To nie jest post dla wegetarian! Ostatniego dnia  karnawału  wcale nie jemy  pączków, faworków ani tym bardziej bezglutenowych i bezjajecznych słodyczy wegańskich. Jemy mięso! Tak się złożyło, że dostaliśmy od Filipa trochę różnych mięs do wypróbowania, wśród nich słynny rib eye steak.  - Z jakim sosem podać? - zapytałam - Z żadnym - zawyrokował Filip. - Wystarczy gruba sól i pieprz. To jest zbyt dobre! Jemy i delektujemy się smakiem - dodał. 

Tak też zrobiliśmy. Usmażyłam stek, podałam do niego misę sałaty i było bosko! Rozumiem Amerykanów i ich zachwyty nad  zgrillowanym kawałkiem mięsa, rozumiem, co to znaczy dobrze przerośnięty tłuszczem kawałek wołowiny. Wiem już, jak smakuje i wiem też, że podany dla kontrastu befsztyk z polędwicy wołowej to przy nim takie sobie mięsko...
Rib eye to stek z najlepszej części antrykotu, dobrze przerośnięty tłuszczem, z  mięsa  szkockiej rasy Aberdeen angus, hodowanej już w Polsce i dostępnej w polskich sklepach. 

Składniki:
  • stek rib eye (porcja tak wielka, że wystarcza dla dwóch osób)
  • gruba sól morska
  • świeżo zmielony pieprz
  • masło klarowane albo olej*
Rozgrzałam mocno żeliwną patelnię, wlałam olej (podobno wolno używać   w y ł ą c z n i e masła klarowanego) i smażyłam stek około 10 - 12 minut,  po 5 - 6 minut z każdej strony, bo to była podwójna porcja i otrzymałam  średnio krwisty, dobrze przyrumieniony z zewnątrz i bardzo soczysty stek o wspaniałym smaku. W trakcie smażenia posypałam mięso jedynie  solą i  pieprzem. Odłożyłam na kamień i pozwoliłam mu chwilę odpocząć,  a podałam z misą zielonej sałaty i lampką czerwonego wina. Pycha! Teraz już można zacząć pościć ;)

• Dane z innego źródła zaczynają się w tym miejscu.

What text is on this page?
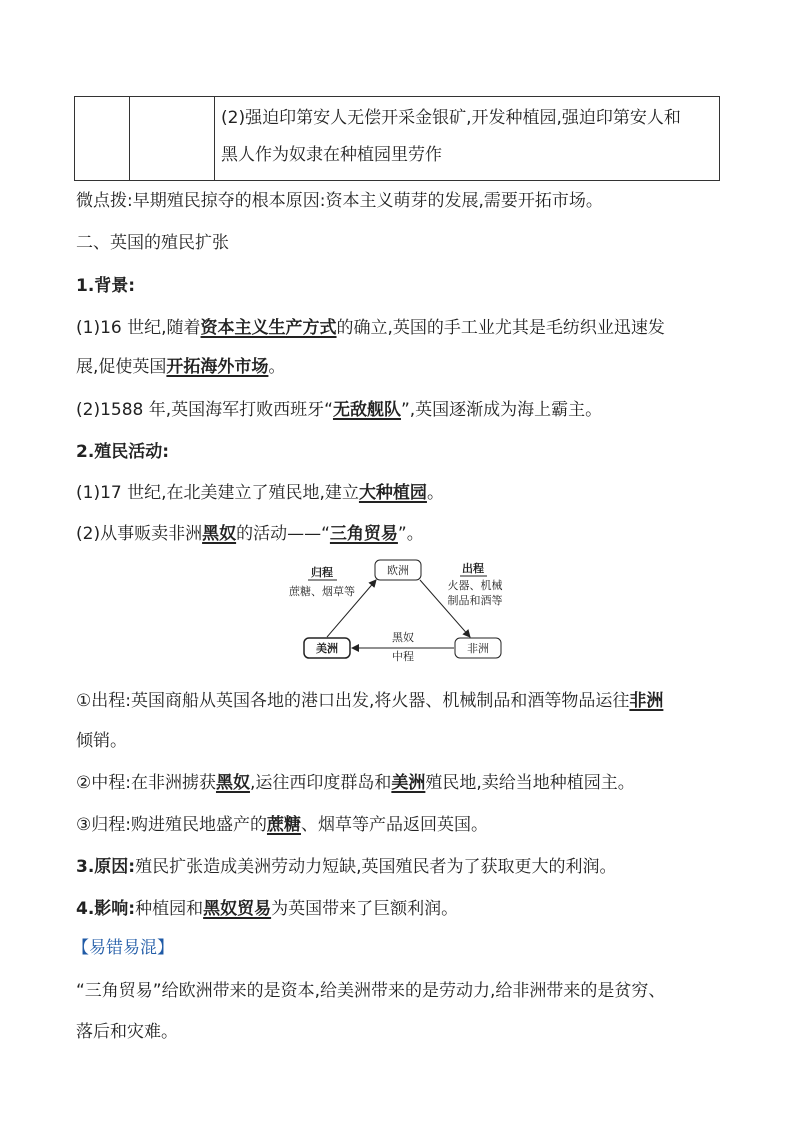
(2)强迫印第安人无偿开采金银矿,开发种植园,强迫印第安人和
黑人作为奴隶在种植园里劳作
微点拨:早期殖民掠夺的根本原因:资本主义萌芽的发展,需要开拓市场。
二、英国的殖民扩张
1.背景:
(1)16 世纪,随着资本主义生产方式的确立,英国的手工业尤其是毛纺织业迅速发
展,促使英国开拓海外市场。
(2)1588 年,英国海军打败西班牙“无敌舰队”,英国逐渐成为海上霸主。
2.殖民活动:
(1)17 世纪,在北美建立了殖民地,建立大种植园。
(2)从事贩卖非洲黑奴的活动——“三角贸易”。
欧洲
美洲	非洲
归程
蔗糖、烟草等
出程
火器、机械
制品和酒等
黑奴
中程
①出程:英国商船从英国各地的港口出发,将火器、机械制品和酒等物品运往非洲
倾销。
②中程:在非洲掳获黑奴,运往西印度群岛和美洲殖民地,卖给当地种植园主。
③归程:购进殖民地盛产的蔗糖、烟草等产品返回英国。
3.原因:殖民扩张造成美洲劳动力短缺,英国殖民者为了获取更大的利润。
4.影响:种植园和黑奴贸易为英国带来了巨额利润。
【易错易混】
“三角贸易”给欧洲带来的是资本,给美洲带来的是劳动力,给非洲带来的是贫穷、
落后和灾难。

*Wszyscy znawcy steków od siódmej boleści wykrzykują na forach o zakazie smażenia na oleju, o tym, że stek może być tylko z grilla,  ale nie przeszkadza im to, że używają gotowych sosów z supermarketów i pośledniego mięsa.  Strach się bać!  I czytać.



2012-02-18

Gdy dopada nas kryzys. Pasta z tuńczyka z twarożkiem chrzanowym

 Nie jest dobrze! Nie mogę już patrzeć na płatki owsiane, kasze, soczewice, krupniki, mięsa duszone na wszystkie sposoby oraz chude  serki i jogurty. Tak: dopadł mnie kryzys! Wszyscy zajadają się pysznym pieczywem, drożdżówkami, smażą pączki i faworki, a ja zapomniałam już, jak smakuje masło, nie jadam jaj,   ciast i słodyczy,  a chleb oglądam na cudzych kanapkach albo na kulinarnych blogach. Ale najgorsze jest to, że wcale nie chudnę! Ciągle łamię tę potworną dietę i zjadam czegoś za dużo albo za mało, jestem nieco sfrustrowana, a frustracja wybuchła  w  tłusty czwartek, kiedy to  rzuciłam się na wszystkie zabronione potrawy i ... zaszalałam! Nawet się nie przyznam, co  i w jakich ilościach zjadłam, bo mi zwyczajnie wstyd. 

Teraz jednak przyszła pora na pokutę, więc  posypuję głowę popiołem  i wracam na dietę. Rano, po  telefonicznym przesłuchaniu przesz Siostrę ( która pokonuje  z kijami codziennie wiele kilometrów, nie zważając na mróz i obfite opady śniegu!), postanowiłam zjeść coś w miarę zdrowego i zrobiłam pastę z  tuńczyka. To taki prosty pomysł mojej Najmłodszej Siostry, który zaakceptowałam w ciemno. Zaletą tej pasty jest nie tylko jej smak, ale i brak charakterystycznego rybnego zapachu, więc można ją zabierać do pracy, bez narażania innych na nieprzyjemne doznania węchowe...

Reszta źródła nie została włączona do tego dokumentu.